A small business owner, or a start-up founder, visits a green fields manufacturing site and is forced to worry that her car parked nearby will be stolen.
A small business owner drives to work in fear of being hijacked.
A kitchen-table entrepreneur is too frightened to let her daughter walk to school down the road because what might happen.
But these are just everyday happenings, you might say.
Yes, maybe they are. But things don’t need to be like this way.
You see, you can’t practice sustainability in your start-up or small business without these things: financial capital, human capital, manufactured capital, natural capital and social capital.
Social capital is least talked about but it is just as important as any of the others.
So what is social capital? It sounds like some big fancy word but all it really boils down to is the stock of trust, respect, goodwill, co-operation and sense of community in a society, town or community.
I’m not here to talk about social capital and its merits or society at large. I’m only here to show how it affects small businesses, kitchen-table entrepreneurs, start-ups – all those brave people who contribute to society not only through their taxes but through:
• the products and services that they sell,
• the jobs that they create,
• the young people they employ,
• the communities they support, and
• the compassion they offer towards their fellow human beings.
When the outside world won’t listen or doesn’t give a fig, it’s difficult. But that doesn’t mean we have to crawl under a rock and hide away.
As small business owners and founders, you can make a difference. This may sound like cheap talk, but it isn’t. It starts with giving value to your customers, and helping them with their problems, going out of your way to serve their needs.
It means showing how professional you are and care as a business person, getting back to people the same day, knowing that speed, the one element left out of strategy, is so vital to small business who can do it better than anyone else.

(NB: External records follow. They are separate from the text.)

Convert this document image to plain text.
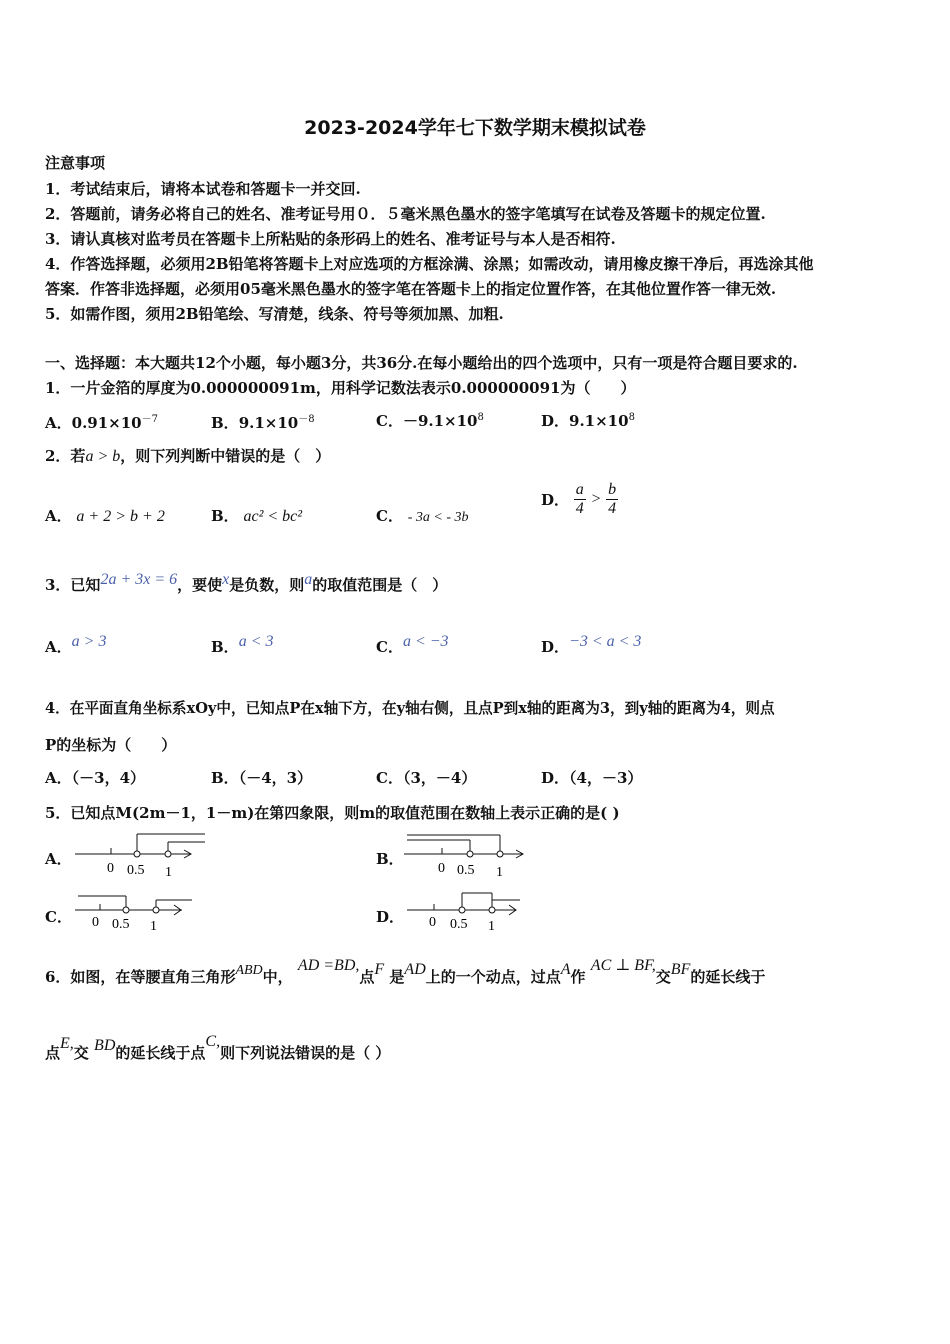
2023-2024学年七下数学期末模拟试卷
注意事项
1．考试结束后，请将本试卷和答题卡一并交回.
2．答题前，请务必将自己的姓名、准考证号用０．５毫米黑色墨水的签字笔填写在试卷及答题卡的规定位置.
3．请认真核对监考员在答题卡上所粘贴的条形码上的姓名、准考证号与本人是否相符.
4．作答选择题，必须用2B铅笔将答题卡上对应选项的方框涂满、涂黑；如需改动，请用橡皮擦干净后，再选涂其他
答案．作答非选择题，必须用05毫米黑色墨水的签字笔在答题卡上的指定位置作答，在其他位置作答一律无效.
5．如需作图，须用2B铅笔绘、写清楚，线条、符号等须加黑、加粗.
一、选择题：本大题共12个小题，每小题3分，共36分.在每小题给出的四个选项中，只有一项是符合题目要求的.
1．一片金箔的厚度为0.000000091m，用科学记数法表示0.000000091为（　　）
A．$0.91\times 10^{-7}$	B．$9.1\times 10^{-8}$	C．$-9.1\times 10^8$	D．$9.1\times 10^8$
2．若a > b，则下列判断中错误的是（　）
A． a + 2 > b + 2	B． ac² < bc²	C． - 3a < - 3b
D． $\frac{a}{4} > \frac{b}{4}$
3．已知2a + 3x = 6，要使x是负数，则a的取值范围是（　）
A．a > 3	B．a < 3	C．a < −3	D．−3 < a < 3
4．在平面直角坐标系xOy中，已知点P在x轴下方，在y轴右侧，且点P到x轴的距离为3，到y轴的距离为4，则点
P的坐标为（　　）
A．（－3，4）	B．（－4，3）	C．（3，－4）	D．（4，－3）
5．已知点M(2m－1，1－m)在第四象限，则m的取值范围在数轴上表示正确的是( )
A．
0 0.5 1
B．
0 0.5 1
C． 0 0.5 1
D． 0 0.5 1
6．如图，在等腰直角三角形ABD中， AD =BD,点F 是AD上的一个动点，过点A作 AC ⊥ BF,交BF的延长线于
点E,交 BD的延长线于点C,则下列说法错误的是（ ）
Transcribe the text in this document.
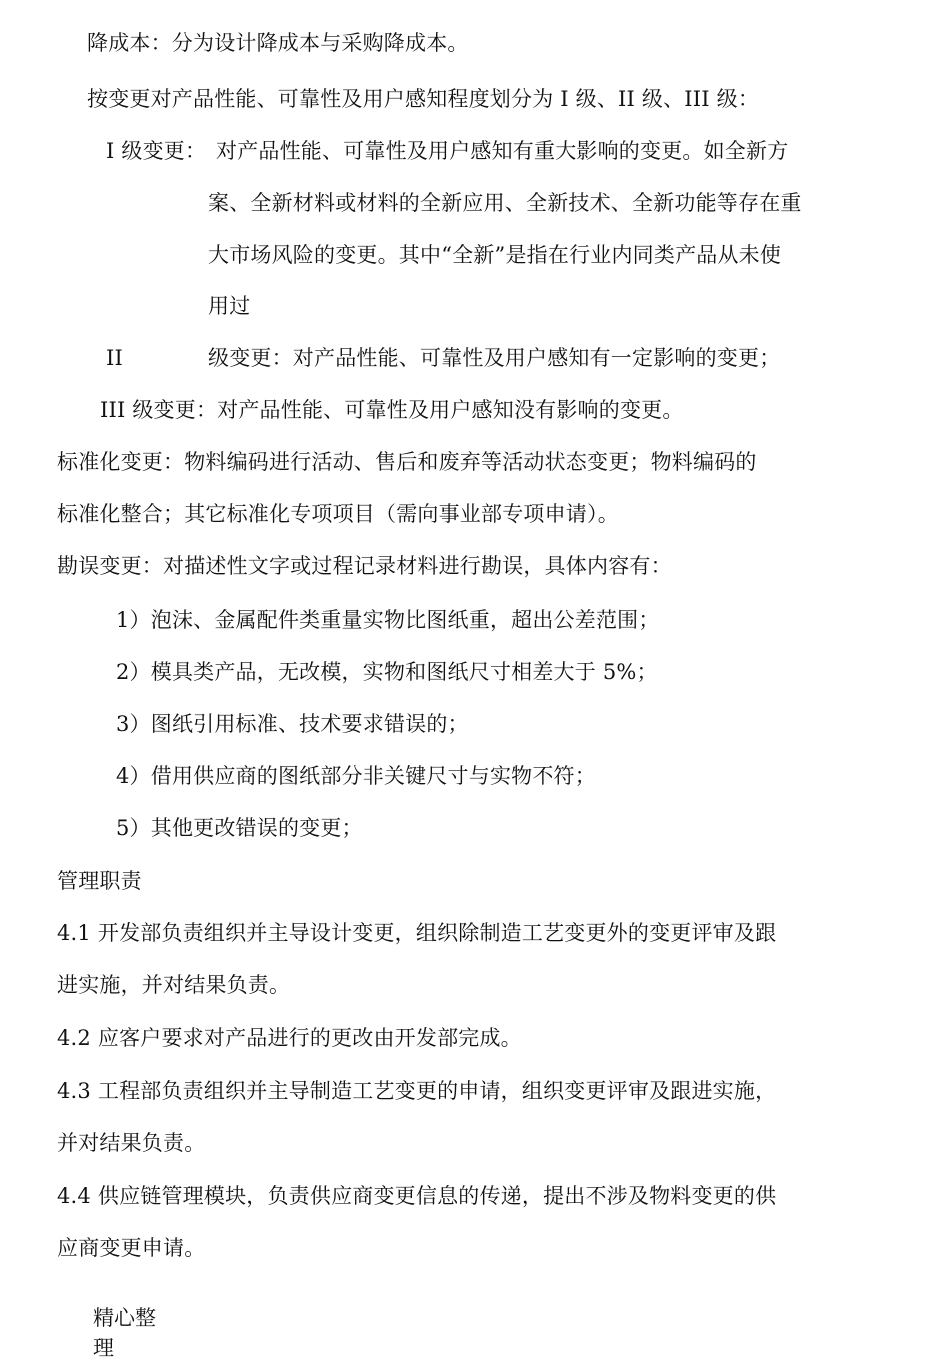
降成本：分为设计降成本与采购降成本。
按变更对产品性能、可靠性及用户感知程度划分为 I 级、II 级、III 级：
I 级变更： 对产品性能、可靠性及用户感知有重大影响的变更。如全新方
案、全新材料或材料的全新应用、全新技术、全新功能等存在重
大市场风险的变更。其中“全新”是指在行业内同类产品从未使
用过
II	级变更：对产品性能、可靠性及用户感知有一定影响的变更；
III 级变更：对产品性能、可靠性及用户感知没有影响的变更。
标准化变更：物料编码进行活动、售后和废弃等活动状态变更；物料编码的
标准化整合；其它标准化专项项目（需向事业部专项申请）。
勘误变更：对描述性文字或过程记录材料进行勘误，具体内容有：
1）泡沫、金属配件类重量实物比图纸重，超出公差范围；
2）模具类产品，无改模，实物和图纸尺寸相差大于 5%；
3）图纸引用标准、技术要求错误的；
4）借用供应商的图纸部分非关键尺寸与实物不符；
5）其他更改错误的变更；
管理职责
4.1 开发部负责组织并主导设计变更，组织除制造工艺变更外的变更评审及跟
进实施，并对结果负责。
4.2 应客户要求对产品进行的更改由开发部完成。
4.3 工程部负责组织并主导制造工艺变更的申请，组织变更评审及跟进实施，
并对结果负责。
4.4 供应链管理模块，负责供应商变更信息的传递，提出不涉及物料变更的供
应商变更申请。
精心整理
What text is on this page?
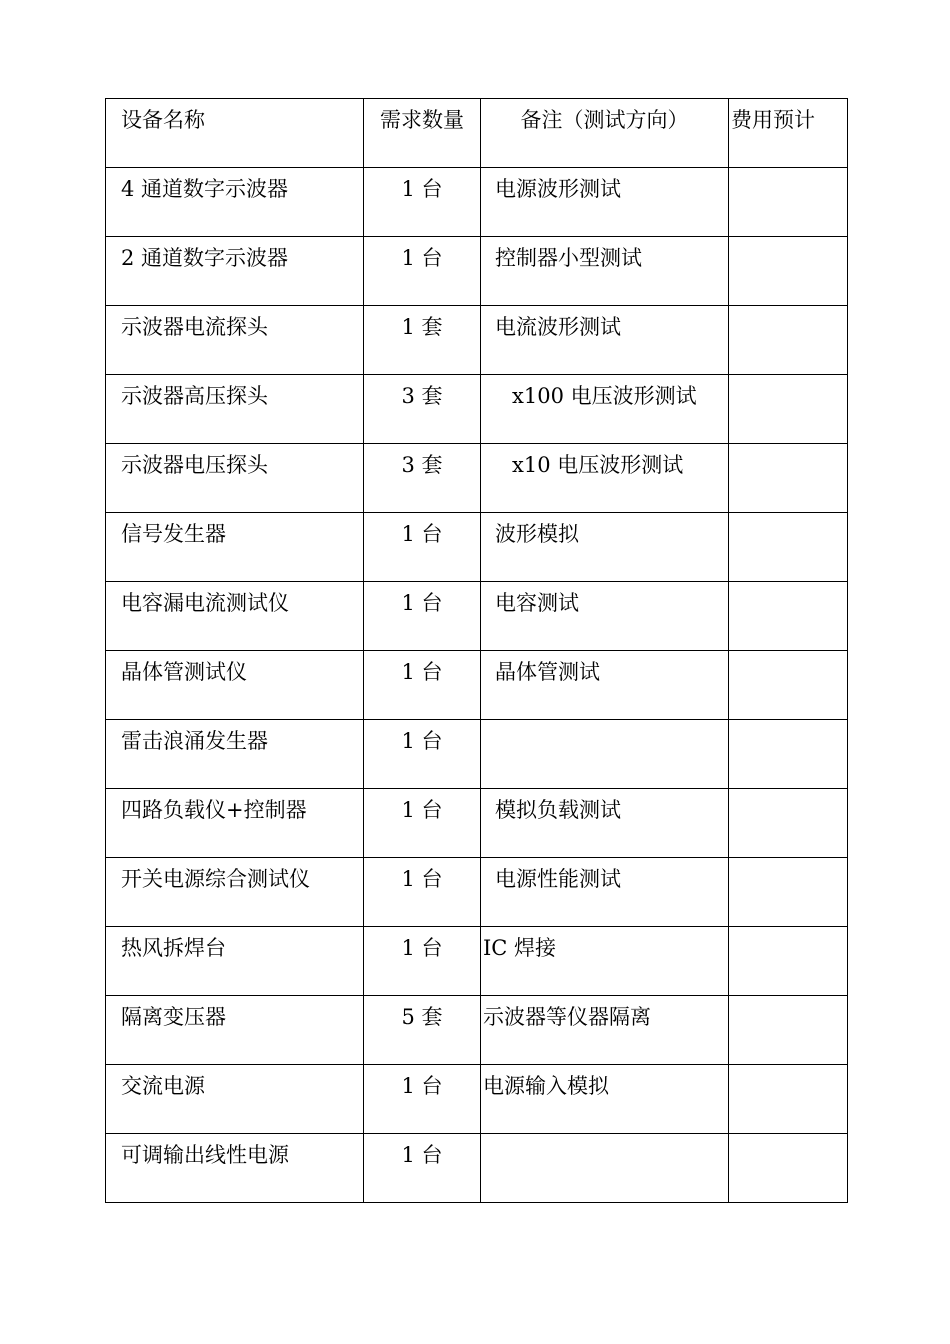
设备名称	需求数量	备注（测试方向）	费用预计

4 通道数字示波器	1 台	电源波形测试	

2 通道数字示波器	1 台	控制器小型测试	

示波器电流探头	1 套	电流波形测试	

示波器高压探头	3 套	x100 电压波形测试	

示波器电压探头	3 套	x10 电压波形测试	

信号发生器	1 台	波形模拟	

电容漏电流测试仪	1 台	电容测试	

晶体管测试仪	1 台	晶体管测试	

雷击浪涌发生器	1 台		

四路负载仪+控制器	1 台	模拟负载测试	

开关电源综合测试仪	1 台	电源性能测试	

热风拆焊台	1 台	IC 焊接	

隔离变压器	5 套	示波器等仪器隔离	

交流电源	1 台	电源输入模拟	

可调输出线性电源	1 台		
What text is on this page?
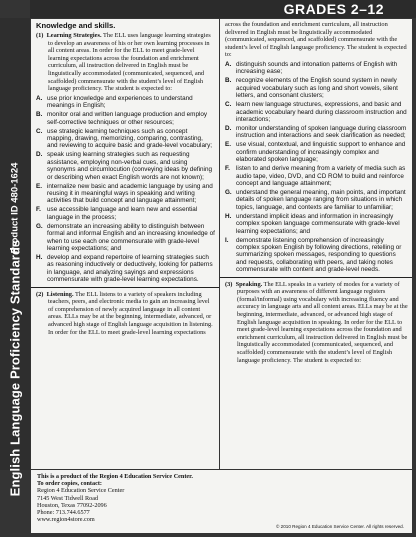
GRADES 2–12
Product ID 480-1624
English Language Proficiency Standards
Knowledge and skills.
(1) Learning Strategies. The ELL uses language learning strategies to develop an awareness of his or her own learning processes in all content areas. In order for the ELL to meet grade-level learning expectations across the foundation and enrichment curriculum, all instruction delivered in English must be linguistically accommodated (communicated, sequenced, and scaffolded) commensurate with the student’s level of English language proficiency. The student is expected to:
A. use prior knowledge and experiences to understand meanings in English;
B. monitor oral and written language production and employ self-corrective techniques or other resources;
C. use strategic learning techniques such as concept mapping, drawing, memorizing, comparing, contrasting, and reviewing to acquire basic and grade-level vocabulary;
D. speak using learning strategies such as requesting assistance, employing non-verbal cues, and using synonyms and circumlocution (conveying ideas by defining or describing when exact English words are not known);
E. internalize new basic and academic language by using and reusing it in meaningful ways in speaking and writing activities that build concept and language attainment;
F. use accessible language and learn new and essential language in the process;
G. demonstrate an increasing ability to distinguish between formal and informal English and an increasing knowledge of when to use each one commensurate with grade-level learning expectations; and
H. develop and expand repertoire of learning strategies such as reasoning inductively or deductively, looking for patterns in language, and analyzing sayings and expressions commensurate with grade-level learning expectations.
(2) Listening. The ELL listens to a variety of speakers including teachers, peers, and electronic media to gain an increasing level of comprehension of newly acquired language in all content areas. ELLs may be at the beginning, intermediate, advanced, or advanced high stage of English language acquisition in listening. In order for the ELL to meet grade-level learning expectations
across the foundation and enrichment curriculum, all instruction delivered in English must be linguistically accommodated (communicated, sequenced, and scaffolded) commensurate with the student’s level of English language proficiency. The student is expected to:
A. distinguish sounds and intonation patterns of English with increasing ease;
B. recognize elements of the English sound system in newly acquired vocabulary such as long and short vowels, silent letters, and consonant clusters;
C. learn new language structures, expressions, and basic and academic vocabulary heard during classroom instruction and interactions;
D. monitor understanding of spoken language during classroom instruction and interactions and seek clarification as needed;
E. use visual, contextual, and linguistic support to enhance and confirm understanding of increasingly complex and elaborated spoken language;
F. listen to and derive meaning from a variety of media such as audio tape, video, DVD, and CD ROM to build and reinforce concept and language attainment;
G. understand the general meaning, main points, and important details of spoken language ranging from situations in which topics, language, and contexts are familiar to unfamiliar;
H. understand implicit ideas and information in increasingly complex spoken language commensurate with grade-level learning expectations; and
I.	demonstrate listening comprehension of increasingly complex spoken English by following directions, retelling or summarizing spoken messages, responding to questions and requests, collaborating with peers, and taking notes commensurate with content and grade-level needs.
(3) Speaking. The ELL speaks in a variety of modes for a variety of purposes with an awareness of different language registers (formal/informal) using vocabulary with increasing fluency and accuracy in language arts and all content areas. ELLs may be at the beginning, intermediate, advanced, or advanced high stage of English language acquisition in speaking. In order for the ELL to meet grade-level learning expectations across the foundation and enrichment curriculum, all instruction delivered in English must be linguistically accommodated (communicated, sequenced, and scaffolded) commensurate with the student’s level of English language proficiency. The student is expected to:
This is a product of the Region 4 Education Service Center.
To order copies, contact:
Region 4 Education Service Center
7145 West Tidwell Road
Houston, Texas 77092-2096
Phone: 713.744.6577
www.region4store.com
© 2010 Region 4 Education Service Center. All rights reserved.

Then it’s about looking after your employees, not in a paternalistic way but allowing them space to grow and develop, no matter how difficult they it sometimes get.
And it’s not about jerking off your suppliers for a measly extra percentage without caring whether they’ll go to the wall.
I was once at a conference on sustainability where one of the speakers mentioned something that Robert D. Putnam (author of “Bowling Alone” and “Better Together“) said on social capital. I can’t remember whether this was a quote but what stuck in my head was: When do you know you’ve got social capital in your community? It’s when you can feel confident that no harm may come to your daughter or son when she/he walks home down the lane or street at 9 o’clock at night.
Are we anywhere near this?
Could it ever be possible?
Putnam says, “The benefits of social capital spill beyond the people immediately involved in the network and can be used for many other purposes. The more neighbors who know one another by name, the fewer crimes a neighborhood as a whole will suffer.”
Small business owners making tiny deposits day in and day out may not change the tide of breakdown in our modern society but they can contribute towards making their own business district and communities a safer place where to run their business and live in.